Le sud du pays produit près de 40% des agrumes et des fruits d’été qui sont tous en péril. Les pertes économiques, estimées à 2,5 milliards de dollars, ne représentent qu’une partie des défis auxquels sont confrontées les communautés locales.

La nécessité de réformes agricoles, d’une aide humanitaire et environnementale, ainsi que d’un soutien au développement durable, est plus pressante que jamais. Annonces publiques et promesses d’aides logistiques se multiplient, mais sur le terrain, la réalité est autre. «Le ministre s’exprime souvent devant les caméras, mais nous, on ne voit personne. Ni aide, ni compensation, ni assurance. Nous sommes livrés à nous-mêmes», déplore Ibrahim avec amertume.

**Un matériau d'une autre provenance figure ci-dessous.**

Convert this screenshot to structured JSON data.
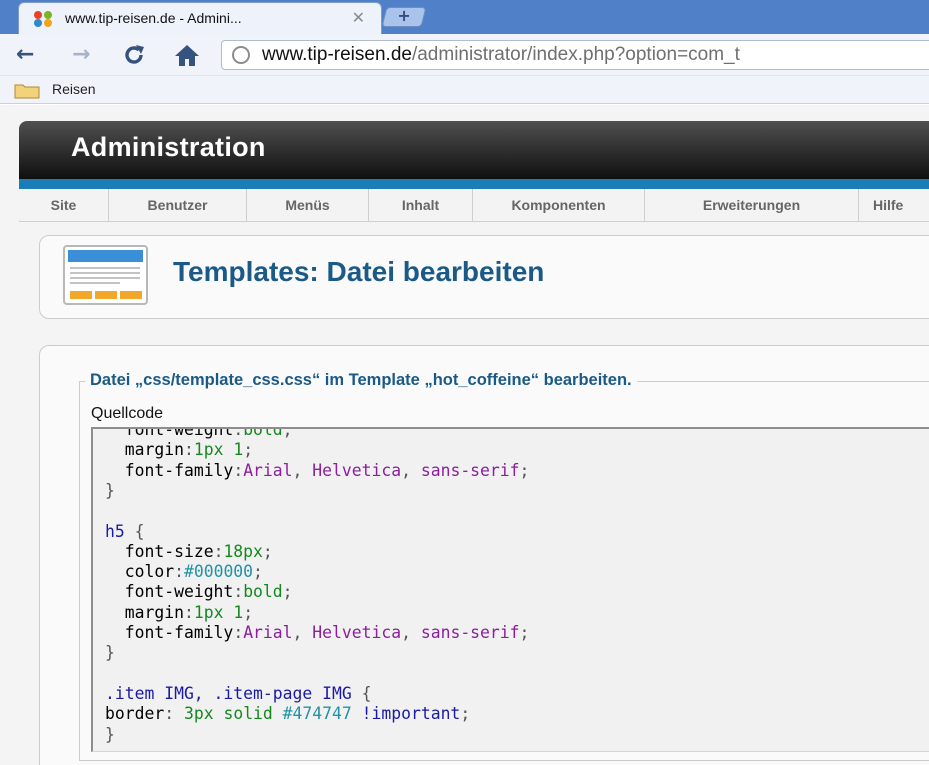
{
  "browser": {
    "tab_title": "www.tip-reisen.de - Admini...",
    "tab_close": "✕",
    "new_tab": "+",
    "back": "←",
    "forward": "→",
    "reload": "C",
    "home": "⌂",
    "url_host": "www.tip-reisen.de",
    "url_path": "/administrator/index.php?option=com_t",
    "bookmark_label": "Reisen",
    "icons": [
      "joomla-favicon",
      "back-arrow-icon",
      "forward-arrow-icon",
      "reload-icon",
      "home-icon",
      "globe-icon",
      "folder-icon"
    ]
  },
  "header": {
    "title": "Administration"
  },
  "menu": {
    "items": [
      "Site",
      "Benutzer",
      "Menüs",
      "Inhalt",
      "Komponenten",
      "Erweiterungen",
      "Hilfe"
    ]
  },
  "page": {
    "heading": "Templates: Datei bearbeiten",
    "legend": "Datei „css/template_css.css“ im Template „hot_coffeine“ bearbeiten.",
    "source_label": "Quellcode"
  },
  "code": {
    "lines": [
      "  font-weight:bold;",
      "  margin:1px 1;",
      "  font-family:Arial, Helvetica, sans-serif;",
      "}",
      "",
      "h5 {",
      "  font-size:18px;",
      "  color:#000000;",
      "  font-weight:bold;",
      "  margin:1px 1;",
      "  font-family:Arial, Helvetica, sans-serif;",
      "}",
      "",
      ".item IMG, .item-page IMG {",
      "border: 3px solid #474747 !important;",
      "}"
    ]
  },
  "colors": {
    "heading_blue": "#1b5a86",
    "accent_strip": "#1b7db8",
    "tab_strip": "#4f80c8",
    "code_number": "#14881e",
    "code_string": "#8b1f9d",
    "code_selector": "#1a1aa6",
    "code_color": "#2292a4"
  }
}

Le rôle des organisations non gouvernementales est certes crucial, mais leur capacité d’action est limitée par l’ampleur des besoins et le contexte sécuritaire.

L’Association Amel International a mis en œuvre une initiative qui consiste à distribuer des semences et des grains agricoles à plusieurs familles dont les terres ont été gravement affectées par le conflit armé entre le Hezbollah et Israël. Elle leur a fourni des conseils techniques sur leur culture et l’entretien des plants dans le but d’assurer un rendement agricole efficace et durable.

Pour Nahida, de l’Association Amel, «l’agriculture n’est pas simplement un moyen de survie, mais l’expression d’un attachement à la terre, d’appartenance et de dignité. Ramener la vie dans les champs du sud du Liban constitue une forme de résistance civile et une voie vers la reconstruction de l’espoir».

Le fossé entre attentes et réalités est abyssal. L’agriculture du Liban-Sud est un microcosme des maux qui accablent le pays. Sans un changement radical des dynamiques régionales et une intervention étatique réelle, cette résilience, aussi admirable soit-elle, risque de s’épuiser, menaçant l’existence même des communautés qui comptent sur leurs récoltes pour vivre, et d’une terre qui mérite de moissonner la paix.